While the columns were conditioning, Anna, Marie, Adama, and I discussed PSD extraction logistics. I informed them that OSU had recently demonstrated that the first PSD extraction could be set up over night, showed them the benchsheets where this was documented (thank you OSU staff), and they agreed that this was a good strategy to proceed with.

Once columns were conditioned, the new 100ppb calibration standard sent from OSU was injected. Chromatographic resolution and peak shape on the theDB-17ms were greatly improved compared to the DB-17, the same is true of the newly installed DB-XLB column. However, the internal standard peak exceeds the instruments capabilities on the back column. This makes calibrating the XLB/back detector really difficult. Considering the state of the instrument, I think that we can calibrate from 5 - 500ppb on the 17ms/front detector and use the back column strictly for Rt confirmation. This will be confirmed with Kim Anderson of OSU and communicated to CERES staff, along with the rationale, before proceeding. I have been doing this work mainly.

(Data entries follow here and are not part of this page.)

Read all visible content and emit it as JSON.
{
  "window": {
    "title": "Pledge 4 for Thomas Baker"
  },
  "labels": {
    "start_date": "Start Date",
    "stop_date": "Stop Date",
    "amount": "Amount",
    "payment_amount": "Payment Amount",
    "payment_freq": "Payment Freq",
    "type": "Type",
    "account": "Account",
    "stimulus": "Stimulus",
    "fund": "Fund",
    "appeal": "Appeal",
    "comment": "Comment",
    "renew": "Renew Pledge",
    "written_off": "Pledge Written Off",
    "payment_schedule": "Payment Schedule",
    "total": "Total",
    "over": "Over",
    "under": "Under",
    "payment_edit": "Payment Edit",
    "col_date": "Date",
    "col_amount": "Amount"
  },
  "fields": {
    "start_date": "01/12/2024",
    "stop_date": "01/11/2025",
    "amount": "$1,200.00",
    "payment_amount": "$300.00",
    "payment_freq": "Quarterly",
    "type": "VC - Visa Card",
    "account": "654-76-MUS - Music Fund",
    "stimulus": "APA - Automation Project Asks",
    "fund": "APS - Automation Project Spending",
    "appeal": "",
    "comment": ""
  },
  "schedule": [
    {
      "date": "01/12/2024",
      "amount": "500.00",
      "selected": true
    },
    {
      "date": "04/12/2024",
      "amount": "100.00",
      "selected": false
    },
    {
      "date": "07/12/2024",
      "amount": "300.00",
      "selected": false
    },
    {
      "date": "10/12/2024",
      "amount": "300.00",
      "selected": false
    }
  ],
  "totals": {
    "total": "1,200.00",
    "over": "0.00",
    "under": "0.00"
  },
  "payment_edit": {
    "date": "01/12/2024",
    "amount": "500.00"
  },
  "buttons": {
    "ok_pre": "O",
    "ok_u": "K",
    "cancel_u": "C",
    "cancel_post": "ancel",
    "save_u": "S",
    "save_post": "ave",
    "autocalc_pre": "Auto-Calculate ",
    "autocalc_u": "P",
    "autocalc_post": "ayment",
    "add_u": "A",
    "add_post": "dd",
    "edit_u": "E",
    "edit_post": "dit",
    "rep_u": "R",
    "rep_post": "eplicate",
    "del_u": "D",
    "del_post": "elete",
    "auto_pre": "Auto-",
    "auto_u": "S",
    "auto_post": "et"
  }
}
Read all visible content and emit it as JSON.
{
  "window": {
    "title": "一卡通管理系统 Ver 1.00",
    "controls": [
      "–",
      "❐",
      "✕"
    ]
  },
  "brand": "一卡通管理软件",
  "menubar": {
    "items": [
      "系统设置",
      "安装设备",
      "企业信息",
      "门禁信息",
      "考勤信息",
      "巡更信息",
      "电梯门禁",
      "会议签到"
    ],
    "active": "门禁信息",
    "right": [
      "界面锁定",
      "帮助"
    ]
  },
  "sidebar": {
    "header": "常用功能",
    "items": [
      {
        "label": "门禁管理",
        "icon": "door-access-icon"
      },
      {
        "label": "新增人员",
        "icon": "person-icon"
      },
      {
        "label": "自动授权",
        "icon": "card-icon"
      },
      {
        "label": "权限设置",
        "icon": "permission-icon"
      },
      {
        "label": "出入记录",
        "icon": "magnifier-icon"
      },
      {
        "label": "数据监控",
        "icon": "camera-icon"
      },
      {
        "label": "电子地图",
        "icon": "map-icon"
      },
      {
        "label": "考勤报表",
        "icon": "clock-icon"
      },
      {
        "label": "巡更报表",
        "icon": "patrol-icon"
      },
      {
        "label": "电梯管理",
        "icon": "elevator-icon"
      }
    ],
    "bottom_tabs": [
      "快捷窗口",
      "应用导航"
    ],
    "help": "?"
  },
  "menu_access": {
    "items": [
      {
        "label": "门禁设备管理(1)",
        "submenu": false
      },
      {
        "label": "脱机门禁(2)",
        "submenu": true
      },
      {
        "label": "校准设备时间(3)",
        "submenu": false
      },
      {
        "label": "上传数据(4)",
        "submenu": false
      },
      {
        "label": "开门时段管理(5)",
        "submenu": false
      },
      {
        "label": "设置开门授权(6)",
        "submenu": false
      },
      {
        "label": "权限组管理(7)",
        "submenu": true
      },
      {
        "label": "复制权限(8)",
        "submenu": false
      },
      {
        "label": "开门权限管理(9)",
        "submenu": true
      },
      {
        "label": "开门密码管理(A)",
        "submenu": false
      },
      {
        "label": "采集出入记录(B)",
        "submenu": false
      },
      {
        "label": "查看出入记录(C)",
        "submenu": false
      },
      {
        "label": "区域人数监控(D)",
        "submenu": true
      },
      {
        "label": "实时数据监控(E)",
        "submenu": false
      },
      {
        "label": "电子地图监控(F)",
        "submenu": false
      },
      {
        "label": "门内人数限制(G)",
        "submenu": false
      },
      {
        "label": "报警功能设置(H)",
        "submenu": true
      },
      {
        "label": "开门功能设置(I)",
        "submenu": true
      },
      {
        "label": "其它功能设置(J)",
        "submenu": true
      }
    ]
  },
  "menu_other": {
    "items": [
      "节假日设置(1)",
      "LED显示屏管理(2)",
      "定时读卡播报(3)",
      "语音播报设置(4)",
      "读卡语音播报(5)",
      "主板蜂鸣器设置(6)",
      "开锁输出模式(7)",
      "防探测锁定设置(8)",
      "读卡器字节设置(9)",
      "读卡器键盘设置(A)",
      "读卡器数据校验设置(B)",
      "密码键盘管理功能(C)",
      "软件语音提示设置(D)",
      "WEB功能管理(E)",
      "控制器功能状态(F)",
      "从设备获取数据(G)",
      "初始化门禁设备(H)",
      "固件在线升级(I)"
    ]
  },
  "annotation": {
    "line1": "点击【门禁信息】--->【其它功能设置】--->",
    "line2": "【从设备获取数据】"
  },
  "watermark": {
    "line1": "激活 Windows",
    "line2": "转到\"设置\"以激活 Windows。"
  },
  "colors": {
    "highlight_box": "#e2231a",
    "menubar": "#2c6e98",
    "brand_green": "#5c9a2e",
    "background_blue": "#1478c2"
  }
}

Before leaving for the day, a GC-ECD sequence was prepared to analyze laboratory reagent blanks over the weekend. I was also informed that CERES planned to use two rotoray evaporators for samples extraction. However, they have several of these apparatus. I will recommend that they set up two additional roto vaps in order to maintain an efficient sample prep workflow. I still have not heard back on the purity of our nitrogen tanks. Sample extraction is set to begin Tuesday as Monday is a holiday.

Specific points:

1. CERES staff are rusing while entering information into Chemstation, which has led to ~ 3 runs being restarted or fixed on the fly. CERES staff need to slow down and pay attention to details when using the Chemstation software.
2. CERES staff have had a little bit of trouble completing a few specific tasks, namely confirming compressed gas purities and ordering replacement nitrogen tanks. Could this be related to our higher than usual detector baseline? Whose to say, but it seems easy enough to rule out via a call to the vendor.
3. CERES staff did not seem to be aware that GC columns need to be installed with the appropriate sized ferrule. They were going to use 0.5 mm ferrules with a column that takes a 0.4mm. I made sure that the correct ferrule was used.